First Safe Harbor, now Privacy Shield – the European Court of Justice (ECJ) has overturned the agreement on data protection between the United States and Europe. A ruling with far-reaching consequences, because now companies must take a very close look when choosing their cloud provider. Anyone processing personal data with an overseas provider can no longer rely on the Privacy Shield, which was designed to ensure compliance with European data protection standards outside the EU.

However, correctly assessing the compliance standards of cloud providers is often a real challenge for companies. The C5 criteria catalogue of the German Federal Office for Information Security (BSI), for example, provides orientation. The catalogue lists criteria that cloud providers should fulfill to enable secure data processing in compliance with the GDPR. According to the current version, BSI C5:2020, cloud providers must also demonstrate that they meet two new areas of security criteria. The "Product Safety and Security" section, derived from the EU Cybersecurity Act, which came into force in 2019, takes into account requirements for how users use cloud services instead of only considering the security of the cloud platforms themselves, as it was previously the case.

In addition, with the introduction of the "Dealing with Investigation Requests from Government Agencies" section, cloud providers must now provide transparent proof of how they deal with government requests for the release of data. This is a criterion that US providers are currently unable to meet after the ECJ ruling because they are bound by US law regardless of the location of their data centers.

The Open Telekom Cloud, Telekom's public cloud offering, is subject exclusively to German law. Companies can therefore process data in the Open Telekom Cloud knowing they are in full compliance with GDPR. 

But what exactly does the BSI C5 catalogue achieve? With the test catalogue, the BSI wants to offer companies an orientation in the jungle of certificates. "There are currently more than 400 certificates, attestations and auditor reports on the market," says Daniel Fussy, security & privacy consultant at T-Systems. "In order to create a uniform test language in Europe, the BSI has officially defined a minimum standard for Germany in the BSI C5 criteria catalogue. When it comes to invitations to tender, officials, public agencies, their partners and suppliers are now required to select a provider that has tested its cloud services according to the criteria of the BSI C5 criteria catalog.

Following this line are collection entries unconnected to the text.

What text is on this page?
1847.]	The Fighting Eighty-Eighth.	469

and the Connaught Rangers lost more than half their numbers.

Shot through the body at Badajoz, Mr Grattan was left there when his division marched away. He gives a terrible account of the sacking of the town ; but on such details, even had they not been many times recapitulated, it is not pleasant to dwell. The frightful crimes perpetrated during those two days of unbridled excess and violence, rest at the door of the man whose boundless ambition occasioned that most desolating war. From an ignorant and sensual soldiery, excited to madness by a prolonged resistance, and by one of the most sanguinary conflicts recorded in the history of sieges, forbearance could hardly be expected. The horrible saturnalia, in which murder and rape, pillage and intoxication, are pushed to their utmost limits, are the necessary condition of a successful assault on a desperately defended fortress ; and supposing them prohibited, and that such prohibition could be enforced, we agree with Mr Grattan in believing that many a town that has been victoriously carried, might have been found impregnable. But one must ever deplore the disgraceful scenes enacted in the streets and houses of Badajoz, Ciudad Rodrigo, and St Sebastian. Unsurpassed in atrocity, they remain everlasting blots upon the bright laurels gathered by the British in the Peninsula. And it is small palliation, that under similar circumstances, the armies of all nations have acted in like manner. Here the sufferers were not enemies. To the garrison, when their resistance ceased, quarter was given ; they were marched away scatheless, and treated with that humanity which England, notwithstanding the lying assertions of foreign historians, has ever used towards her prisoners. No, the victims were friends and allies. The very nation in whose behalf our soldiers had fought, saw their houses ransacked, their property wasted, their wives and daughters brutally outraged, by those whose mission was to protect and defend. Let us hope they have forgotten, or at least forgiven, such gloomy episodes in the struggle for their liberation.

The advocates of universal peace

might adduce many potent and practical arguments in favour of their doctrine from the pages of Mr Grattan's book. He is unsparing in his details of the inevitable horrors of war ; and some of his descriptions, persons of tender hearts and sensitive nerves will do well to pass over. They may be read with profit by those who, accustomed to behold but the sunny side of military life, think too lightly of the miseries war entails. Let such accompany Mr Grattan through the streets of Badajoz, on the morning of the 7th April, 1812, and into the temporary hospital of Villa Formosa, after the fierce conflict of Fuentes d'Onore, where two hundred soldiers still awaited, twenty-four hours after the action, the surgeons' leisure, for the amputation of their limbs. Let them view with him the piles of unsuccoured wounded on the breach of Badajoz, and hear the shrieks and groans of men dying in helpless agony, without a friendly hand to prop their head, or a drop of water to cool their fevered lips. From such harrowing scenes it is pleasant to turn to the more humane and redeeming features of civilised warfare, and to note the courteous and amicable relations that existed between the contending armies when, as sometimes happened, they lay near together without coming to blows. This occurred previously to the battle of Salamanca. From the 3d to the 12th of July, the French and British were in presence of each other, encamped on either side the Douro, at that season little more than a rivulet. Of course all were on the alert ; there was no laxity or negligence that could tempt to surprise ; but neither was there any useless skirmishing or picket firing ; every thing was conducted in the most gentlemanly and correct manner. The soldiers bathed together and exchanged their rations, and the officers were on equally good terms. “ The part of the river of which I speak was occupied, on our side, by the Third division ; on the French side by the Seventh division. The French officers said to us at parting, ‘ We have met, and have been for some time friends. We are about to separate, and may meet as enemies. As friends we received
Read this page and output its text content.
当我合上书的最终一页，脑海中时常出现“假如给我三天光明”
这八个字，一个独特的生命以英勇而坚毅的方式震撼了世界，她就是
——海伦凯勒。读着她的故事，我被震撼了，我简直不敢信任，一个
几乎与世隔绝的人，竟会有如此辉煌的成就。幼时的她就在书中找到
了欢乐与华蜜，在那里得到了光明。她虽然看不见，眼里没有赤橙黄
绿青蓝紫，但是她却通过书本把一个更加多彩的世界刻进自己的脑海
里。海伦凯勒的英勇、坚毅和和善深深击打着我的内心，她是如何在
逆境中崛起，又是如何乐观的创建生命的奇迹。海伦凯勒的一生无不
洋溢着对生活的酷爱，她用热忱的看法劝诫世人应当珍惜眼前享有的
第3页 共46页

Since 2018, the Open Telekom Cloud has received certification every year that it provides the highest level of security and the best possible conditions for GDPR-compliant data processing. "The current discussions about the Privacy Shield as well as the handling of sensitive data, such as with the Corona-Warn-App, underline the importance of the topic of data protection and data security for cloud services, especially in the European environment," says Daniel Fussy. 

For the comprehensive test by an independent auditor, the Open Telekom Cloud is put to the test every year in a 10-month test phase. In addition, the extended criteria based on the SOC 2 Type 2 test protocol are now also being tested. "Providers such as the Open Telekom Cloud, which have been tested according to BSI C5 based on SOC 2 Type 2, offer even more comprehensive proof of the data security and data protection standard," says Daniel Fussy.

In addition, the BSI is working on a new legally compliant data protection certification for defined cloud services. This is a further development of the existing "Trusted Cloud Data Protection Profile" (TCDP) certification, which the Open Telekom Cloud received as early as 2017, making it one of the first cloud providers in Germany to do so. The new security standard is expected to be available as an accredited "Auditor" certificate towards the end of the year. Daniel Fussy: "The Open Telekom Cloud is one of the largest cloud solutions in Europe based on the OpenStack open source technology. With the proof that we regularly audit our cloud service according to the criteria of BSI C5 on the basis of SOC 2 Type 2, we once again can show that our cloud service is among the most secure in the world." European companies thus have an independent and secure alternative to US providers.

The Open Telekom Cloud IaaS offering is already being used by countless institutions and corporate customers due to the multiple-certified, highly secure data centers in Germany – from start-ups, SMES and big corporations to the CERN nuclear research institute and as the basis for the German government's Corona-Warn-App.